As I said before, I am convinced that the shooting style is most influenced by the personality of the photographer which is typically ‘constant’ for a long periods in our lives. Although you may try to alter your shooting style from time to time, I think that the shooting style which produces the best shots through the camera lens is in accordance with the unchangeable ‘personality’ of the photographer and the way how he sees and perceives the world around him. And, as I said before, I am very selective which photos to publish and which not to publish. That means that I perform post-processing for a small portion of what I shoot so that I can concentrate more on achieving consistent results. The slower pace sometimes pays off – at least for me.
One thing we have noticed is that, regardless Fujifilm’s launching calendar, we can see lots of photographers still attached to their older models. Do you feel they never get outdated, but classics instead?

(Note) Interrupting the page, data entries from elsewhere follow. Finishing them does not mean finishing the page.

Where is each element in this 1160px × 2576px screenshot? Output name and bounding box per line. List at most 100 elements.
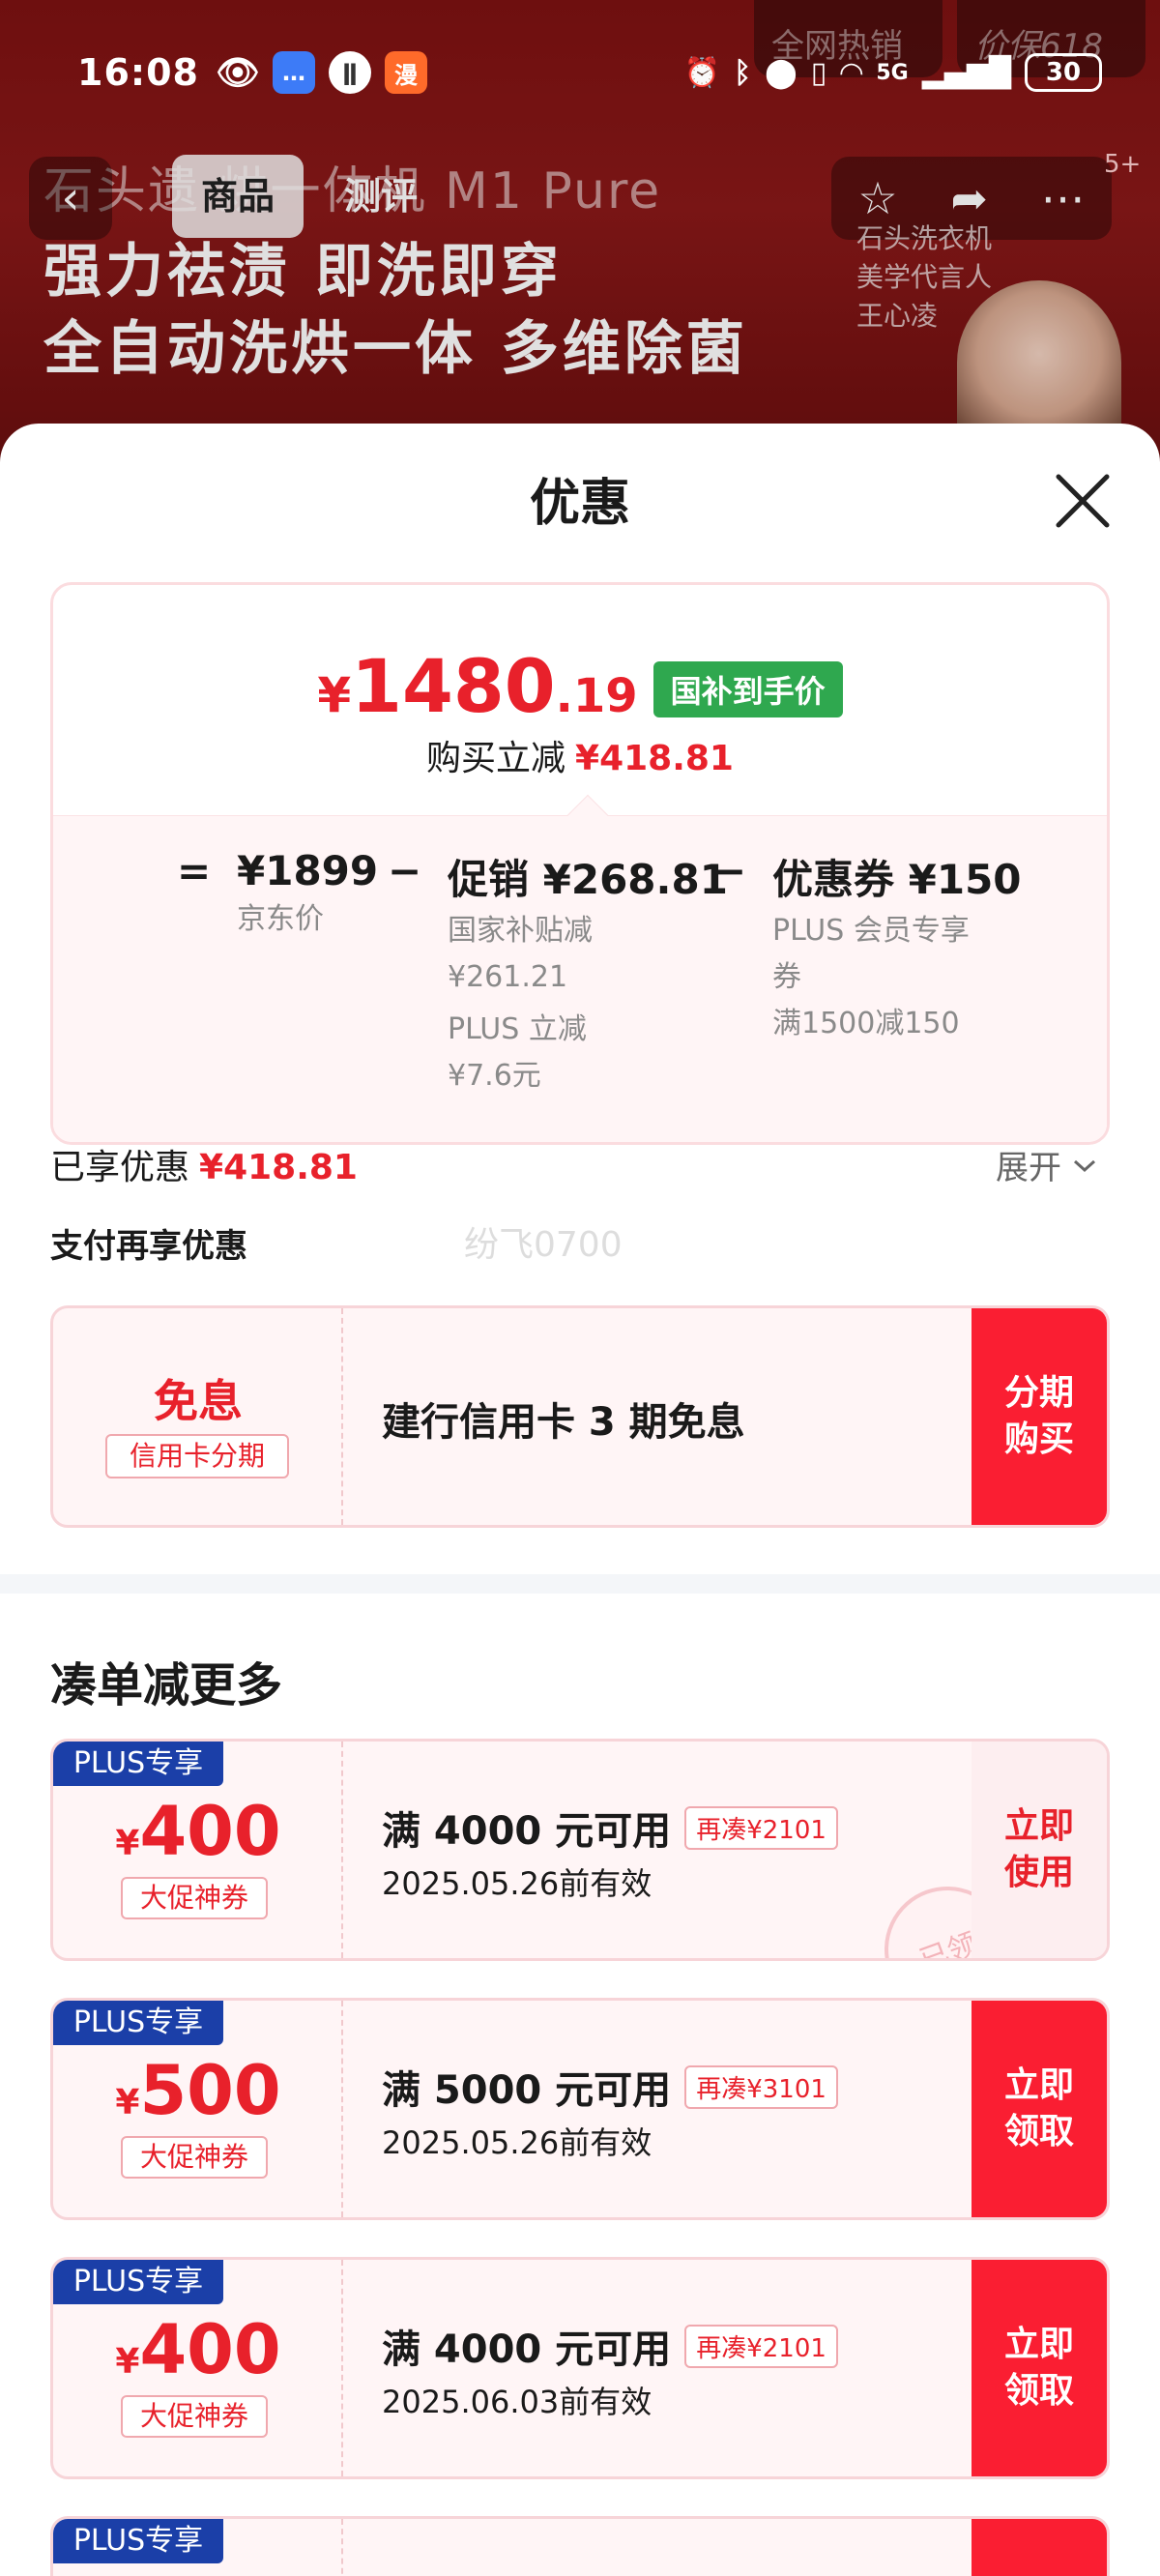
coupon-validity: 2025.05.26前有效 <box>382 2124 652 2161</box>
currency-symbol: ¥ <box>115 2342 140 2382</box>
installment-buy-button[interactable]: 分期 购买 <box>972 1308 1107 1525</box>
claim-now-button[interactable] <box>972 2519 1107 2576</box>
promo-term: 促销 ¥268.81 国家补贴减 ¥261.21 PLUS 立减 ¥7.6元 <box>448 847 728 1098</box>
bluetooth-icon: ᛒ <box>734 55 752 90</box>
claim-now-line-1: 立即 <box>1003 2065 1074 2105</box>
interest-free-tag: 免息 <box>154 1375 243 1427</box>
eye-icon: 👁 <box>216 53 260 93</box>
coupon-condition-text: 满 4000 元可用 <box>382 1809 672 1854</box>
signal-icon: ▂▄▆█ <box>921 55 1011 90</box>
coupon-condition: 满 5000 元可用 再凑¥3101 <box>382 2059 838 2115</box>
coupon-card: PLUS专享 ¥500 大促神券 满 5000 元可用 再凑¥3101 2025.… <box>50 1998 1110 2220</box>
installment-left: 免息 信用卡分期 <box>53 1308 343 1525</box>
currency-symbol: ¥ <box>317 667 352 723</box>
system-icons: ⏰ ᛒ ⬤ ▯ ◠ 5G ▂▄▆█ 30 <box>684 53 1102 92</box>
coupon-term: 优惠券 ¥150 PLUS 会员专享 券 满1500减150 <box>772 847 1022 1045</box>
use-now-button[interactable]: 立即 使用 <box>972 1742 1107 1958</box>
instant-discount-label: 购买立减 <box>426 739 566 778</box>
promo-value: 促销 ¥268.81 <box>448 856 728 903</box>
coupon-amount-area: PLUS专享 ¥400 大促神券 <box>53 2260 343 2476</box>
coupon-validity: 2025.06.03前有效 <box>382 2384 652 2420</box>
add-more-tag: 再凑¥2101 <box>684 2324 838 2368</box>
plus-exclusive-tag: PLUS专享 <box>53 2519 223 2563</box>
expand-button[interactable]: 展开 <box>996 1141 1098 1188</box>
coupon-amount-area: PLUS专享 ¥400 大促神券 <box>53 1742 343 1958</box>
coupon-condition-text: 满 5000 元可用 <box>382 2068 672 2113</box>
coupon-type-tag: 大促神券 <box>121 2395 268 2438</box>
use-now-line-2: 使用 <box>1003 1853 1074 1892</box>
plus-exclusive-tag: PLUS专享 <box>53 2001 223 2045</box>
claim-now-button[interactable]: 立即 领取 <box>972 2260 1107 2476</box>
coupon-amount-area: PLUS专享 <box>53 2519 343 2576</box>
claim-now-label: 立即 领取 <box>1004 2063 1074 2155</box>
coupon-amount-area: PLUS专享 ¥500 大促神券 <box>53 2001 343 2217</box>
coupon-info: 满 4000 元可用 再凑¥2101 2025.05.26前有效 <box>382 1742 972 1958</box>
notification-icons: 👁 … ǁ 漫 <box>216 51 427 94</box>
coupon-note-plus-cont: 券 <box>772 960 801 994</box>
coupon-note-plus: PLUS 会员专享 <box>772 914 970 948</box>
coupon-validity: 2025.05.26前有效 <box>382 1865 652 1902</box>
close-icon[interactable] <box>1049 467 1116 535</box>
coupon-amount: ¥400 <box>53 1792 343 1871</box>
coupon-note-threshold: 满1500减150 <box>772 1007 960 1040</box>
coupon-value: 优惠券 ¥150 <box>772 856 1022 903</box>
installment-buy-line-1: 分期 <box>1003 1373 1074 1413</box>
equals-sign: = <box>177 847 212 894</box>
enjoyed-value: ¥418.81 <box>199 1148 358 1187</box>
jd-price-label: 京东价 <box>237 902 324 936</box>
coupon-type-tag: 大促神券 <box>121 2136 268 2179</box>
status-time: 16:08 <box>77 51 199 94</box>
installment-buy-label: 分期 购买 <box>1004 1370 1074 1463</box>
price-breakdown-card: ¥1480.19 国补到手价 购买立减 ¥418.81 = ¥1899 京东价 −… <box>50 582 1110 1145</box>
credit-installment-tag: 信用卡分期 <box>105 1434 289 1478</box>
final-price-row: ¥1480.19 国补到手价 <box>53 643 1107 729</box>
coupon-card: PLUS专享 ¥400 大促神券 满 4000 元可用 再凑¥2101 2025.… <box>50 2257 1110 2479</box>
installment-card: 免息 信用卡分期 建行信用卡 3 期免息 分期 购买 <box>50 1305 1110 1528</box>
watermark: 纷飞0700 <box>464 1225 623 1265</box>
add-more-tag: 再凑¥2101 <box>684 1805 838 1850</box>
claim-now-label: 立即 领取 <box>1004 2322 1074 2415</box>
chevron-down-icon <box>1073 1159 1096 1172</box>
instant-discount-value: ¥418.81 <box>575 739 734 778</box>
claim-now-button[interactable]: 立即 领取 <box>972 2001 1107 2217</box>
price-decimal: .19 <box>555 669 638 723</box>
final-price: ¥1480.19 <box>317 643 637 729</box>
product-page-background: 全网热销 价保618 石头遗 烘一体机 M1 Pure ‹ 商品 测评 ☆ ➦ … <box>0 0 1160 464</box>
promo-note-national: 国家补贴减 <box>448 914 593 948</box>
price-integer: 1480 <box>351 643 556 729</box>
expand-label: 展开 <box>996 1149 1061 1187</box>
section-divider <box>0 1574 1160 1594</box>
battery-icon: 30 <box>1025 53 1102 92</box>
claim-now-line-2: 领取 <box>1003 2371 1074 2411</box>
jd-price-term: ¥1899 京东价 <box>237 847 378 941</box>
add-more-tag: 再凑¥3101 <box>684 2064 838 2109</box>
coupon-amount: ¥400 <box>53 2310 343 2389</box>
bundle-section-title: 凑单减更多 <box>50 1658 283 1712</box>
pause-app-icon: ǁ <box>328 51 371 94</box>
coupon-info: 满 5000 元可用 再凑¥3101 2025.05.26前有效 <box>382 2001 972 2217</box>
coupon-condition: 满 4000 元可用 再凑¥2101 <box>382 1800 838 1856</box>
currency-symbol: ¥ <box>115 2083 140 2122</box>
coupon-amount-number: 500 <box>139 2051 281 2130</box>
installment-desc: 建行信用卡 3 期免息 <box>382 1400 745 1445</box>
final-price-section: ¥1480.19 国补到手价 购买立减 ¥418.81 <box>53 585 1107 815</box>
location-icon: ⬤ <box>765 55 798 90</box>
promo-note-plus: PLUS 立减 <box>448 1012 587 1046</box>
coupon-amount: ¥500 <box>53 2051 343 2130</box>
currency-symbol: ¥ <box>115 1824 140 1863</box>
sheet-title: 优惠 <box>529 475 630 533</box>
coupon-info: 满 4000 元可用 再凑¥2101 2025.06.03前有效 <box>382 2260 972 2476</box>
coupon-type-tag: 大促神券 <box>121 1877 268 1919</box>
claim-now-line-2: 领取 <box>1003 2112 1074 2152</box>
minus-sign: − <box>712 847 747 894</box>
battery-level: 30 <box>1045 58 1082 87</box>
pay-more-title: 支付再享优惠 <box>50 1227 247 1266</box>
claim-now-line-1: 立即 <box>1003 2325 1074 2364</box>
alarm-icon: ⏰ <box>683 55 721 90</box>
enjoyed-discount: 已享优惠 ¥418.81 <box>50 1139 358 1189</box>
minus-sign: − <box>388 847 422 894</box>
coupon-amount-number: 400 <box>139 2310 281 2389</box>
discount-sheet: 优惠 ¥1480.19 国补到手价 购买立减 ¥418.81 = ¥1899 京东… <box>0 424 1160 2576</box>
instant-discount: 购买立减 ¥418.81 <box>53 730 1107 780</box>
use-now-line-1: 立即 <box>1003 1806 1074 1846</box>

As I mentioned before, I still use Fujifilm X100, which is the very first camera model that Fuji has produced within its Fujifilm X Series. The main reason why I have not upgraded yet is that I got used to that camera. I know it has its weaknesses – and, frankly, from time to time I ‘talk’ to my camera using quite ugly language – but overall I am nicely synchronized with my beloved camera as I learned how to bypass its imperfections. Nobody is perfect, me neither, so if it works for both of us (myself and my camera), why should this be changed? The risk of missing the ‘decisive moments’ due to getting used to a new model of camera prevented me to do so during the initial four years of my photographic career.

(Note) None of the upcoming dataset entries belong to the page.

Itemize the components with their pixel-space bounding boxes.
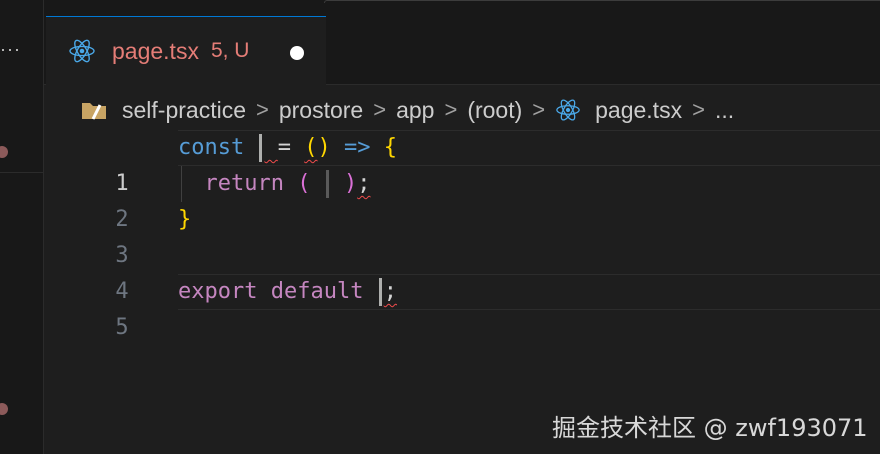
breadcrumb-item[interactable]: page.tsx: [595, 97, 682, 124]
breadcrumb-separator: >: [373, 97, 387, 122]
react-icon: [556, 99, 580, 121]
breadcrumb: self-practice > prostore > app > (root) …: [80, 91, 734, 129]
tab-bar-edge: [324, 0, 880, 3]
code-token: (: [304, 135, 318, 160]
code-token: ;: [383, 279, 397, 304]
text-cursor: [259, 134, 263, 162]
code-line[interactable]: 4: [44, 238, 880, 304]
tab-bar: page.tsx 5, U: [44, 0, 880, 85]
breadcrumb-item[interactable]: self-practice: [122, 97, 246, 124]
more-actions-icon[interactable]: ···: [0, 40, 21, 58]
code-line[interactable]: 5 export default ;: [44, 274, 880, 340]
code-token: ): [317, 135, 331, 160]
react-icon: [69, 39, 95, 63]
breadcrumb-item[interactable]: app: [396, 97, 434, 124]
code-token: =>: [343, 135, 371, 160]
code-token: default: [270, 279, 364, 304]
folder-icon: [82, 103, 106, 120]
code-token: export: [178, 279, 258, 304]
code-editor[interactable]: 1 const = () => { 2 return ( ); 3 } 4 5 …: [44, 130, 880, 454]
breadcrumb-separator: >: [255, 97, 269, 122]
text-cursor: [325, 170, 329, 198]
code-line[interactable]: 1 const = () => {: [44, 130, 880, 196]
sidebar-divider: [0, 172, 44, 173]
code-token: const: [178, 135, 245, 160]
code-token: {: [383, 135, 397, 160]
breadcrumb-item[interactable]: prostore: [279, 97, 363, 124]
breadcrumb-item[interactable]: (root): [467, 97, 522, 124]
modified-dot-icon: [0, 403, 8, 415]
modified-dot-icon: [0, 146, 8, 158]
line-number: 5: [115, 315, 129, 340]
code-token: ;: [357, 171, 371, 196]
code-line[interactable]: 3 }: [44, 202, 880, 268]
code-line[interactable]: 2 return ( );: [44, 166, 880, 232]
code-token: (: [297, 171, 311, 196]
tab-page-tsx[interactable]: page.tsx 5, U: [46, 16, 326, 85]
breadcrumb-separator: >: [444, 97, 458, 122]
tab-problem-status: 5, U: [210, 39, 250, 62]
code-token: =: [277, 135, 291, 160]
watermark: 掘金技术社区 @ zwf193071: [552, 414, 868, 442]
breadcrumb-separator: >: [692, 97, 705, 122]
code-token: ): [343, 171, 358, 196]
code-token: }: [178, 207, 192, 232]
tab-title: page.tsx: [112, 37, 199, 64]
sidebar-strip: ···: [0, 0, 44, 454]
editor-window: ··· page.tsx 5, U self-practice > prosto…: [0, 0, 880, 454]
text-cursor: [378, 278, 382, 306]
breadcrumb-item[interactable]: ...: [715, 97, 734, 124]
unsaved-dot-icon[interactable]: [290, 46, 304, 60]
code-token: return: [204, 171, 284, 196]
breadcrumb-separator: >: [532, 97, 546, 122]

Any new project being ‘cooked’ that you would like to share with our readers?
Yes, of course. There are four new documentary projects which I will publish by the end of this year. I have worked on them during the past year and I let them ‘mature’ in a way that I described above. Now the time has come when I am going to publish them. So if you like my photographs, then watch regularly my official website and my Facebook | Instagram profiles to stay informed about my latest work.
Thank you for your time!
Michael Hanke was born in Kladno, Czech Republic, in 1972. His photographic career began when he was 40 years old. However, only one year later he began to receive prestigious awards for his work, both at regional and international levels. From the very beginning of his career, he has dedicated his work to the humanistic and social black and white documentary photography, focusing on long-term projects. His work has been awarded five times in the recognized Czech Press Photo competition. In 2016, he was shortlisted at the world’s biggest photography competition the Sony World Photography Awards with the series documenting the thrilling atmosphere of youth chess tournaments. In 2017, he has received the 2nd prize at the world’s most prestigious photography contest – World Press Photo – with his latest story from youth chess tournaments. His work was exhibited in several solo and group exhibitions around the world.